# Need to lose some holiday pounds!!!



## janina (Jan 3, 2012)

Help!  I just came back from vacationing (read indulging) with family and friends, and surprise, my clothes are tight.  Anyone have a favorite low- cal dish they would be willing to share.  I need inspiration!


----------



## Aunt Bea (Jan 3, 2012)

Water comes to mind.

I am doing roasted chicken, salad and broccoli for a couple of days.

The only other advice I can give you is if it tastes good, spit it out!

Good luck!


----------



## CWS4322 (Mar 20, 2013)

Check out the breakfast lately thread and the who's trying to lose weight thread.

http://www.discusscooking.com/forums/f12/whos-trying-to-lose-weight-45592-61.html


----------



## Kylie1969 (Mar 21, 2013)

Hows the weight loss going Janina?


----------



## Twixmixy (Aug 20, 2014)

If you restrict your intake of processed foods, grain/gluten, and sugars for a week or two you'll definitely see some weight disappear. Especially if you're used to having those things in your diet.

If you want to go the extra mile try making some broth based veggie soups and have a bowl of that for at least one meal a day.

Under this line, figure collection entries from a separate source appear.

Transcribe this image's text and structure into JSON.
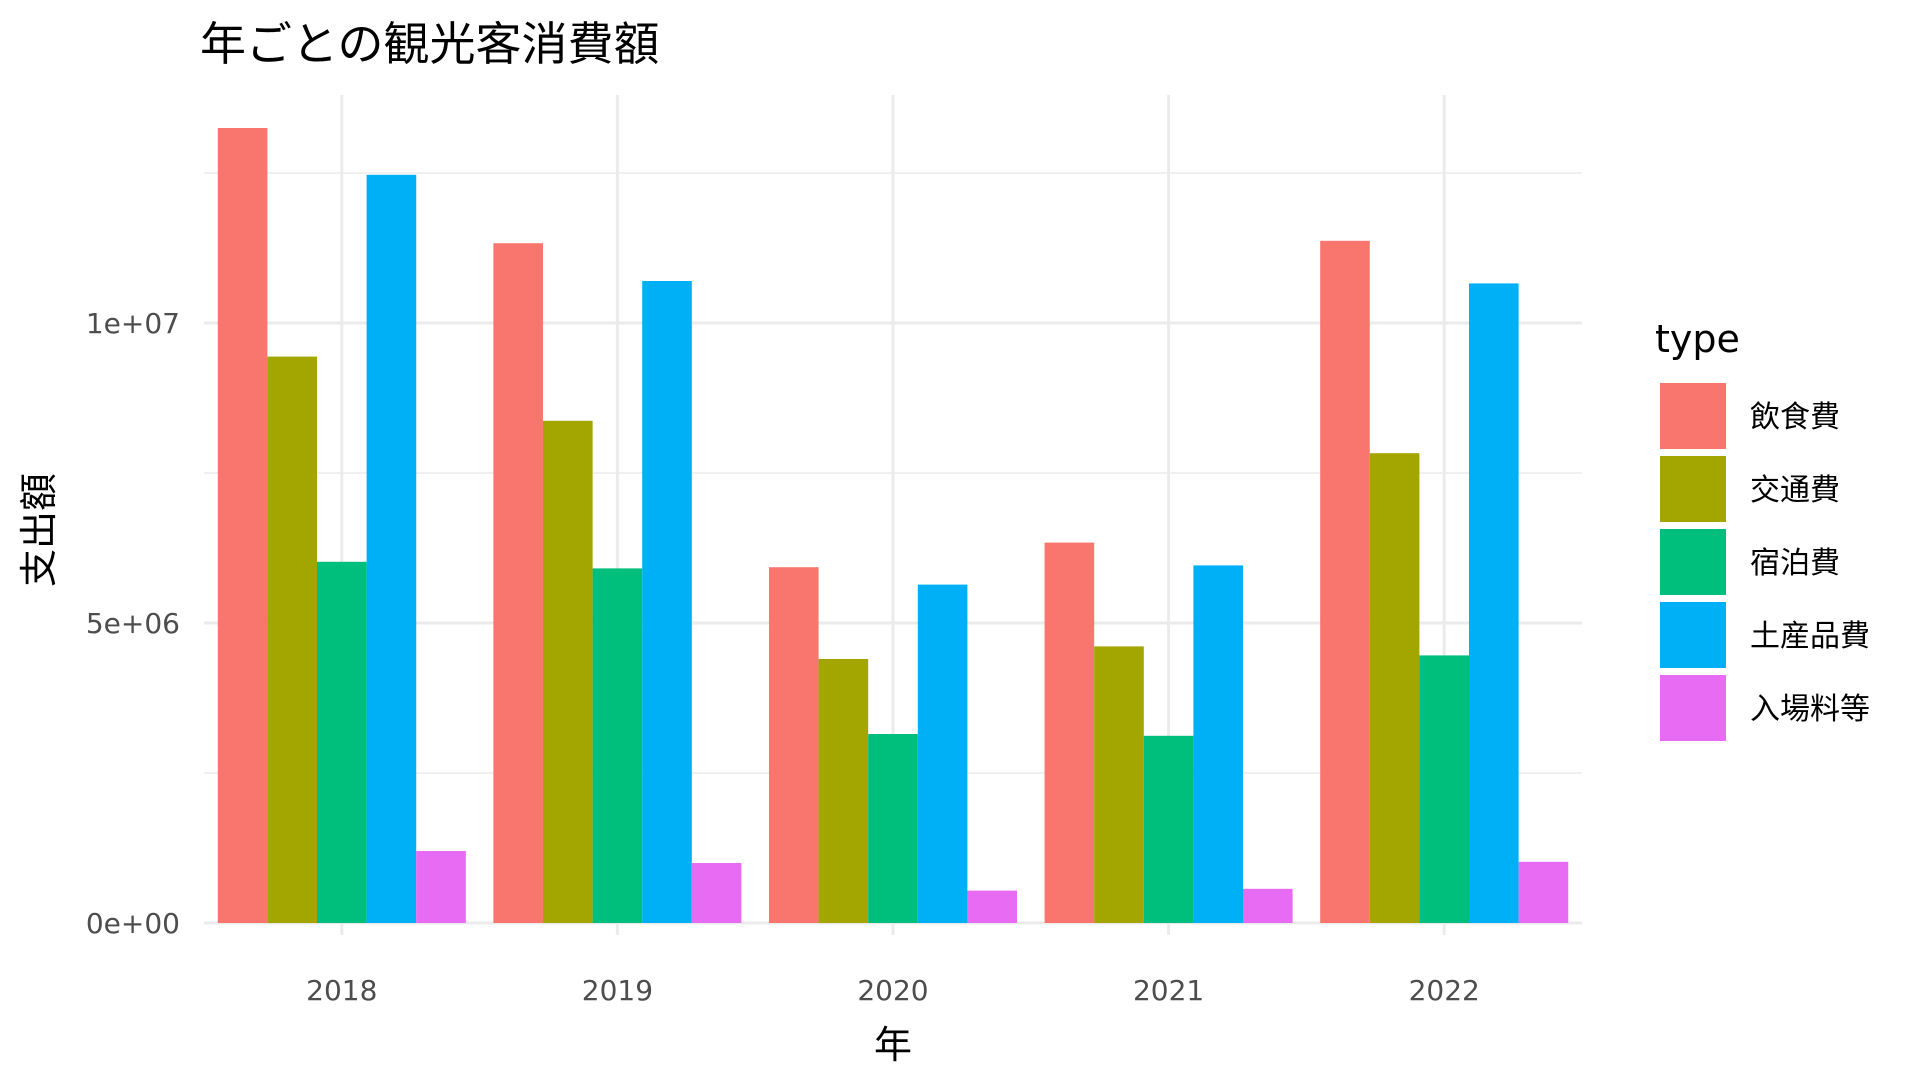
{
  "chart_data": {
    "type": "bar",
    "title": "年ごとの観光客消費額",
    "xlabel": "年",
    "ylabel": "支出額",
    "categories": [
      "2018",
      "2019",
      "2020",
      "2021",
      "2022"
    ],
    "ylim": [
      -200000,
      13800000
    ],
    "y_ticks": [
      {
        "value": 0,
        "label": "0e+00"
      },
      {
        "value": 5000000,
        "label": "5e+06"
      },
      {
        "value": 10000000,
        "label": "1e+07"
      }
    ],
    "y_minor_ticks": [
      2500000,
      7500000,
      12500000
    ],
    "grid": true,
    "legend": {
      "title": "type",
      "position": "right"
    },
    "series": [
      {
        "name": "飲食費",
        "color": "#F8766D",
        "values": [
          13250000,
          11330000,
          5930000,
          6340000,
          11370000
        ]
      },
      {
        "name": "交通費",
        "color": "#A3A500",
        "values": [
          9440000,
          8370000,
          4400000,
          4610000,
          7830000
        ]
      },
      {
        "name": "宿泊費",
        "color": "#00BF7D",
        "values": [
          6020000,
          5910000,
          3150000,
          3120000,
          4460000
        ]
      },
      {
        "name": "土産品費",
        "color": "#00B0F6",
        "values": [
          12470000,
          10700000,
          5640000,
          5960000,
          10660000
        ]
      },
      {
        "name": "入場料等",
        "color": "#E76BF3",
        "values": [
          1200000,
          1000000,
          540000,
          570000,
          1020000
        ]
      }
    ]
  }
}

You can also cut out some of the more sugary fruits and simply stick to meat & veggies for a week. If your body is accustomed to a lot of these things I wouldn't stick on a meat & veggies diet for too long or else you may see some adrenal withdrawal and that would be hard to deal with.

Hope that helps!


----------



## GotGarlic (Aug 20, 2014)

Twixmixy, you might want to check the dates on the posts. Some of these you're replying to are a few years old.


----------